Araziyi aldıktan sonra devlete inşaat hakkında bilgi veriyorsunuz, devlet de yetkili kurumdan ekipleri arazinize gönderiyor. Arkeolojik kazılar başlıyor o zaman. Ekipler kazılardan çıkan sonuçlara göre inşaata onay veriyor. Ya da....
15 yıldır sürüyor kazı Kudüs’te o sıradan otoparkın altında... David’in şehrini bulmuşlar çünkü bu noktada... Evler, mozaik tabana bakılırsa zengin evleri, hazineler (Süleyman Mabedi – ikinci tapınak - dönemi paraları), altın küpeler ve yanmış kül olmuş fasulyeler... İs altında ev kalıntıları... Romalıların İkinci Mabed’le birlikte yakıp yok ettikleri bir şehir... Yüzde 99 David’in şehri.
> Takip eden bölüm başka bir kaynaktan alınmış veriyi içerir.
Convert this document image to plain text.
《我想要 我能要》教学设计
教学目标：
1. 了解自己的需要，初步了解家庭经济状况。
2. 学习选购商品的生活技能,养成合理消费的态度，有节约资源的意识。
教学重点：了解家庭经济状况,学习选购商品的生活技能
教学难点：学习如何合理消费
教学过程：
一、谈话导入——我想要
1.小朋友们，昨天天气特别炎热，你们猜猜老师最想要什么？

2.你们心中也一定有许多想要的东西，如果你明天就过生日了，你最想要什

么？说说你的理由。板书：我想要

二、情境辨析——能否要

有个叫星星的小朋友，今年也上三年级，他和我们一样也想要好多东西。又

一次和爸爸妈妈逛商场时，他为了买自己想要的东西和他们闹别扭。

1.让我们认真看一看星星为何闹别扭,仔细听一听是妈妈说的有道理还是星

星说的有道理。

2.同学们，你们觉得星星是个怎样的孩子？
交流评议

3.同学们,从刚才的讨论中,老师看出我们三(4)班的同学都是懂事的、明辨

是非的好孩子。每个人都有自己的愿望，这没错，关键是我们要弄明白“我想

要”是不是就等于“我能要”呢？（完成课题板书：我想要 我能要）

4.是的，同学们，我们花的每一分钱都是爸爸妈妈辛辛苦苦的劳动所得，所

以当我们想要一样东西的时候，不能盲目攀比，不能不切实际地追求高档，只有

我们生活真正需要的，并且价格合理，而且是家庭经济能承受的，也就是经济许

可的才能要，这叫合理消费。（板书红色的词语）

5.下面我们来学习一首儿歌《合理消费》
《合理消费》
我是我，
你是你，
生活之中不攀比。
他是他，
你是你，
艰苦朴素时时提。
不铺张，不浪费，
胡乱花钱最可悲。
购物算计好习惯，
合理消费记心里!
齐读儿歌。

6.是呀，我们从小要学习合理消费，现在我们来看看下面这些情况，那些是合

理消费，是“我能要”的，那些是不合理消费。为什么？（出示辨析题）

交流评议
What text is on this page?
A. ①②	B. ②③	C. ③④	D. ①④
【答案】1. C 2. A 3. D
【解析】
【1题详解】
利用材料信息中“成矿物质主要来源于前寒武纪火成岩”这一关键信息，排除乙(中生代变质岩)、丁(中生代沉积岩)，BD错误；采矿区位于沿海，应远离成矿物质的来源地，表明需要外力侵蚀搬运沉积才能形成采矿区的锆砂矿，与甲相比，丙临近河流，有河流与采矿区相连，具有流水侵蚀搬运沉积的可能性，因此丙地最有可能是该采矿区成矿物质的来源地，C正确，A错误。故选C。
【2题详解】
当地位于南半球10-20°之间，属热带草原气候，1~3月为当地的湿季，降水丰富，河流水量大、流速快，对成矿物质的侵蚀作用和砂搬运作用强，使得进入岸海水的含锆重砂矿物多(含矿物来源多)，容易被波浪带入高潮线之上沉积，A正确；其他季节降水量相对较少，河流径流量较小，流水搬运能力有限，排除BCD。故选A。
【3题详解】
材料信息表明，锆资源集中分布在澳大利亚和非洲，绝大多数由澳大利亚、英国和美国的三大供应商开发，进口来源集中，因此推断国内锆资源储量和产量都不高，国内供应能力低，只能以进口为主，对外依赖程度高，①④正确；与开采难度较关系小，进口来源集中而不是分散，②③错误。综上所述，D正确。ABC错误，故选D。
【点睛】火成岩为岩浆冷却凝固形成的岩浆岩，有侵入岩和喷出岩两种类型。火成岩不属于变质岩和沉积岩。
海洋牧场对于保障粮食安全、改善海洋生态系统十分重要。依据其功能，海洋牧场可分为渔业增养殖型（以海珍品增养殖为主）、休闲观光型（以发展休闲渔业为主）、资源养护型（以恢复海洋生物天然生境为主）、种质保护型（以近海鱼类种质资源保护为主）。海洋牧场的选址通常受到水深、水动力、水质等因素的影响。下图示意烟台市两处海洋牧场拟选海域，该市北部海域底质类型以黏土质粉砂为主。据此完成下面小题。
Neden yüzde 99? Çünkü David’in adı henüz hiç bir yerde çıkmamışken yüzde 100 diyemiyorlar. Ancak kazılar devam ediyor henüz toprağın en derinine ulaşamamış çünkü arkeologlar... Katman katman indikleri tarihin o arsada en derininde daha neler çıkacak bilmiyoruz.
Bildiğimiz ise mucizelerin gerçekleşmesi için küçük başlangıçların yeterli olduğu. Kocaman karanlıkları küçücük bir ışığın yok edebildiği... Barışın ve huzurun tüm dünyada tesis edilebilmesi için insanın dünyaya sevgi penceresinden bakabilmesinin yeterli olduğu. Yahudi takvimine göre içinde bulunduğumuz ay, Hanuka Bayramının da kutlandığı ve dolayısıyla mucizeler ayı olarak anılan Kislev ayı. Gelin bu ay mucizeyi hep birlikte gerçekleştirelim. Elimizi etrafımızdakilere sevgiyle uzatalım. Sevgi yılın bu son ayında olduğumuz yerde mucizeyi yaratan ışık, yürekleri ısıtan alev olsun. İyi bayramlar.